Making his first public statement on the merger talks, which fell apart last year, the cardinal said he became convinced that St. Clare's "was not going to have the position it deserved in such an arrangement," so he "significantly muted and downgraded" the proposal.

In deciding to keep the hospital open, he said, "I was generally considered simply crazy."

He acknowledged support in his quest from Dr. Mary Healey-Sedutto, archdiocesan director of health and hospitals, and Assemblyman Richard N. Gottfried, who represents the West Side in the state Assembly and chairs the Assembly Health Committee.

Addressing other supporters present, including doctors who wrote him "desperate letters" asking that the hospital be kept open, the cardinal said, "I personally never had any idea of closure."

He noted that there might be affiliations or other arrangements with another Catholic hospital down the road. "But as long as I'm the Archbishop of New York," he said, "I will personally permit, support, accept no arrangement that is not in the best interest of St. Clare's. This is a valuable, valuable resource in this community of Manhattan."

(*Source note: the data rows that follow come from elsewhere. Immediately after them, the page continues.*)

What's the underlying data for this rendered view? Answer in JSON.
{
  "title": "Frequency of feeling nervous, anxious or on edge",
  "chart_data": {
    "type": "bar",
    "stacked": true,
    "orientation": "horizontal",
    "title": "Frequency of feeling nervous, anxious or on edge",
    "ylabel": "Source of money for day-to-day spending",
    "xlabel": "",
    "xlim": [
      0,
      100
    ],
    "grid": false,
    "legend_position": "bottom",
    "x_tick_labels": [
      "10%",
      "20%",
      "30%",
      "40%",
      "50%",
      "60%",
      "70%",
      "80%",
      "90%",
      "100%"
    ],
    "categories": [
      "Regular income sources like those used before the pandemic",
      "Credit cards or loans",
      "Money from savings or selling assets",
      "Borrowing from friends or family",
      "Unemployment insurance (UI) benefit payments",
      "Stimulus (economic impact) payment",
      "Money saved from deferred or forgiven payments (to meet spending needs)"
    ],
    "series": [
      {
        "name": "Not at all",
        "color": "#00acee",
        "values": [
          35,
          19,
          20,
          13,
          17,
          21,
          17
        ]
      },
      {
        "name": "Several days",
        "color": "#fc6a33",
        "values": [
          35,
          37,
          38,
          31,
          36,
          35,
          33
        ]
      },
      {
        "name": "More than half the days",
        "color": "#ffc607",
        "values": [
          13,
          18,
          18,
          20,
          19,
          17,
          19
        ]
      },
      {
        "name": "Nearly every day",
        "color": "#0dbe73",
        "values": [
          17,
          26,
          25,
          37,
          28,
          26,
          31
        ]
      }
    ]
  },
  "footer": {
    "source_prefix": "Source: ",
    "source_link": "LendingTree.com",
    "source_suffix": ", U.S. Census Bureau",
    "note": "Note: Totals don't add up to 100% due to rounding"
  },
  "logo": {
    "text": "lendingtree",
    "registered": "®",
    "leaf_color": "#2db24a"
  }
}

The restored lobby was named for longtime St. Clare's supporter Lucille Lortel, a former actress and theatrical producer known for nurturing experimental theater.

The renovated gift shop was named for Peggy Bressler, a gift shop volunteer for more than half a century. Ms. Bressler is representative of the dedication of many "who have seen and endured countless changes over the years, but maintain an almost incomprehensible dedication and commitment to this organization," Rutherford said.

Another longtime volunteer present was Cecilia McGrane, who has served at St. Clare's since the 1950s and who still corresponds with some Franciscan Sisters of Allegany, the community whose members founded the hospital in 1934.

She beamed as she looked over the lobby's original terrazzo floors that had been covered with vinyl flooring, the refinished cherrywood door frames and trim, the sparkling crystal chandelier and freshly painted walls.

"It's just beautiful to see everything restored to its original decor," Ms. McGrane said.

St. Clare's had been operating under Chapter 11 of the U.S. Bankruptcy code in 1982 when it agreed to turn its operations over to the Department of Health and Hospitals of Catholic Charities of the archdiocese. A retrenchment plan, including the closure of a Washington Heights branch, the sale of some hospital property and elimination of 100 beds, was put into effect to satisfy $10 million owed to creditors.

In 1980 the Franciscan Sisters of Allegany turned over operation of the hospital to the Missionary Sisters of the Sacred Heart.

In the early 1990s, the idea surfaced of rebuilding at a new site on Eighth Avenue between 49th and 50th streets but neighborhood opposition and the $200 million cost killed the plan.